Borland: Early on, I don’t think I knew enough as a writer to be an editor. I certainly wasn’t confident in my editing skills, but I think, especially in the last year, as my writing has evolved and as I’ve read more, and as we’ve discussed more, my editing skills have improved. I’ve developed, I guess you could say, an opinion. I think that’s a necessary and essential thing for a publisher to have.
Pennington: There was a time at SRP when you didn’t have an opinion?
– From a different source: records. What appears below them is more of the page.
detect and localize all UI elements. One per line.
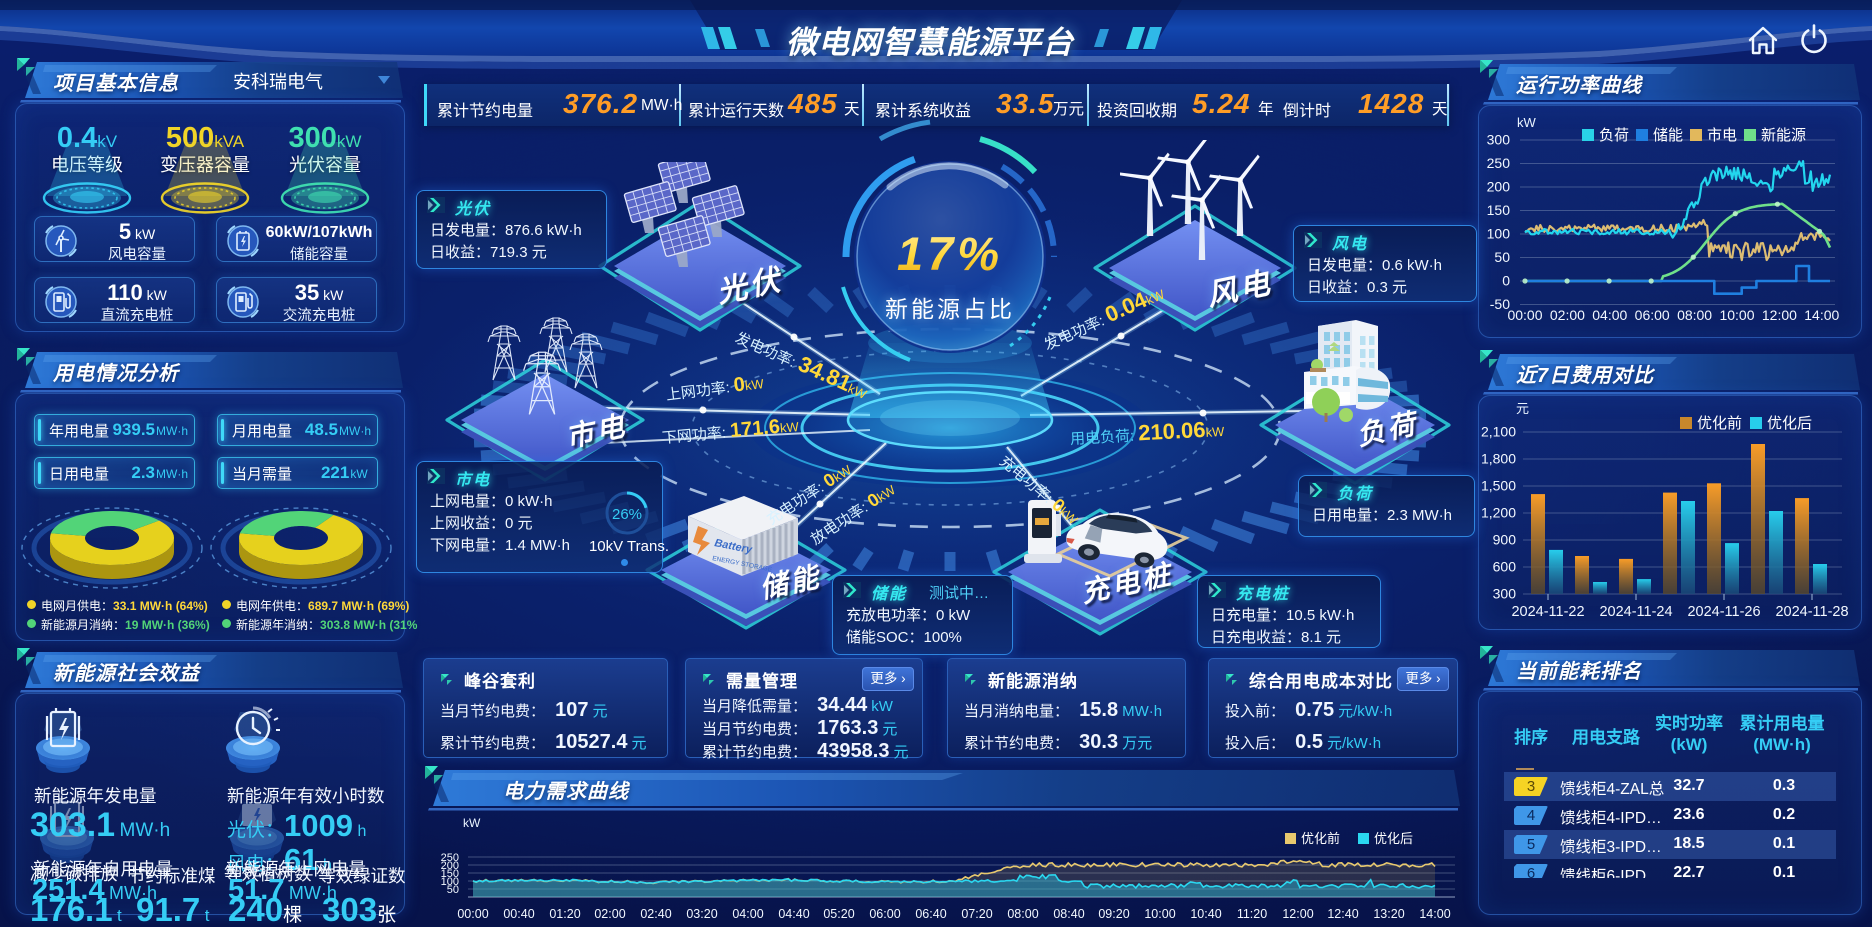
svg-text:0: 0 bbox=[1502, 273, 1510, 289]
svg-text:01:20: 01:20 bbox=[549, 907, 580, 921]
svg-text:150: 150 bbox=[441, 868, 459, 880]
svg-text:14:00: 14:00 bbox=[1419, 907, 1450, 921]
svg-text:06:00: 06:00 bbox=[869, 907, 900, 921]
svg-text:08:00: 08:00 bbox=[1007, 907, 1038, 921]
svg-text:2024-11-26: 2024-11-26 bbox=[1687, 604, 1760, 620]
svg-text:250: 250 bbox=[1487, 155, 1511, 171]
svg-text:08:40: 08:40 bbox=[1053, 907, 1084, 921]
svg-text:100: 100 bbox=[1487, 226, 1511, 242]
svg-text:08:00: 08:00 bbox=[1677, 307, 1712, 323]
svg-text:100: 100 bbox=[441, 876, 459, 888]
svg-text:14:00: 14:00 bbox=[1804, 307, 1839, 323]
svg-text:04:40: 04:40 bbox=[778, 907, 809, 921]
svg-text:50: 50 bbox=[1494, 249, 1510, 265]
svg-text:00:00: 00:00 bbox=[457, 907, 488, 921]
svg-text:00:00: 00:00 bbox=[1507, 307, 1542, 323]
svg-text:10:00: 10:00 bbox=[1719, 307, 1754, 323]
svg-text:300: 300 bbox=[1487, 132, 1511, 148]
svg-text:200: 200 bbox=[441, 860, 459, 872]
svg-text:2,100: 2,100 bbox=[1481, 424, 1516, 440]
svg-text:元: 元 bbox=[1516, 401, 1529, 416]
svg-text:优化后: 优化后 bbox=[1374, 831, 1413, 846]
svg-text:-50: -50 bbox=[1490, 296, 1510, 312]
svg-text:1,200: 1,200 bbox=[1481, 505, 1516, 521]
svg-text:02:00: 02:00 bbox=[594, 907, 625, 921]
svg-text:04:00: 04:00 bbox=[732, 907, 763, 921]
svg-text:储能: 储能 bbox=[1653, 127, 1683, 144]
svg-text:2024-11-28: 2024-11-28 bbox=[1775, 604, 1848, 620]
svg-text:市电: 市电 bbox=[1707, 127, 1737, 144]
svg-text:10:00: 10:00 bbox=[1144, 907, 1175, 921]
svg-text:05:20: 05:20 bbox=[823, 907, 854, 921]
svg-text:03:20: 03:20 bbox=[686, 907, 717, 921]
svg-text:11:20: 11:20 bbox=[1237, 907, 1267, 921]
svg-text:1,500: 1,500 bbox=[1481, 478, 1516, 494]
svg-text:06:40: 06:40 bbox=[915, 907, 946, 921]
svg-text:负荷: 负荷 bbox=[1599, 127, 1629, 144]
svg-text:26%: 26% bbox=[612, 506, 642, 523]
svg-text:00:40: 00:40 bbox=[503, 907, 534, 921]
svg-text:900: 900 bbox=[1493, 532, 1517, 548]
svg-text:07:20: 07:20 bbox=[961, 907, 992, 921]
svg-text:kW: kW bbox=[463, 816, 481, 830]
svg-text:12:00: 12:00 bbox=[1762, 307, 1797, 323]
svg-text:200: 200 bbox=[1487, 179, 1511, 195]
svg-text:250: 250 bbox=[441, 852, 459, 864]
svg-text:优化前: 优化前 bbox=[1301, 831, 1340, 846]
svg-text:02:00: 02:00 bbox=[1550, 307, 1585, 323]
svg-text:50: 50 bbox=[447, 884, 459, 896]
svg-text:13:20: 13:20 bbox=[1373, 907, 1404, 921]
svg-text:优化后: 优化后 bbox=[1767, 415, 1812, 432]
svg-text:12:40: 12:40 bbox=[1327, 907, 1358, 921]
svg-text:02:40: 02:40 bbox=[640, 907, 671, 921]
svg-text:09:20: 09:20 bbox=[1098, 907, 1129, 921]
svg-text:2024-11-24: 2024-11-24 bbox=[1599, 604, 1672, 620]
svg-text:12:00: 12:00 bbox=[1282, 907, 1313, 921]
svg-text:300: 300 bbox=[1493, 586, 1517, 602]
svg-text:06:00: 06:00 bbox=[1635, 307, 1670, 323]
svg-text:优化前: 优化前 bbox=[1697, 415, 1742, 432]
svg-text:2024-11-22: 2024-11-22 bbox=[1511, 604, 1584, 620]
svg-text:10:40: 10:40 bbox=[1190, 907, 1221, 921]
svg-text:新能源: 新能源 bbox=[1761, 127, 1806, 144]
svg-text:150: 150 bbox=[1487, 202, 1511, 218]
svg-text:04:00: 04:00 bbox=[1592, 307, 1627, 323]
svg-text:1,800: 1,800 bbox=[1481, 451, 1516, 467]
svg-text:kW: kW bbox=[1517, 115, 1537, 130]
svg-text:600: 600 bbox=[1493, 559, 1517, 575]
Borland: Well, no. I’ve always had an opinion, but in the early days, I was a yes man. I was suddenly surrounded by people I was reading as a fan, and they were looking to me as a publisher, and how could I say no to any of them? And with the rare exception, most of those yeses ended up rewarding SRP in spades, fortunately. But rather than my decisions at that time being all instinct, I think they were a little bit of instinct and a whole lot of luck. A right place, right time sort of thing. Now I have to say no. We have to say no. And I think I’m more informed now as to what we should green light and what we shouldn’t. I’m terrible at saying no, but I’m learning. As for my writing, I piggybacked off your senior year of college, Seth, where you were lucky enough to be able to study under poet Nickole Brown. I think she pushed that year’s students, you included, as hard as any graduate students in any MFA program in the country are pushed. Witnessing your study was transformative for me because I came to poetry through another route, a route that had been harmed, I think, by academia. The poetry had nearly been schooled out of me. But witnessing poetry through Nickole’s education of you and your classmates made me fall in love with it again, and it’s true that I didn’t come to Hughes, or Merwin, or Rich, until I came to you. The title of our collaborative poem is “The Desire to Show You To Everyone I Love,” which is a line from Rich’s masterpiece, “Twenty-one Love Poems.” Throughout the poem we mention Sexton, Hughes’ Crow, poems by Merwin, and Rich herself. But we also end with the lines, “Fathers or no we have / what we need: / a thousand poets growing / us into men,” which is a nod to the entire roster of writers we included in Joy Exhaustible. As the poem took shape, we wanted it to represent so many who, combined, influenced and continue to influence us as both poets and publishers. The poem, and the anthology as a whole, is our gratitude.
Bryan Borland and Seth Pennington are the publishers of Sibling Rivalry Press and the editors of Assaracus: A Journal of Gay Poetry. Joy Exhaustible: Assaracus Presents The Publishers is available from www.siblingrivalrypress.com.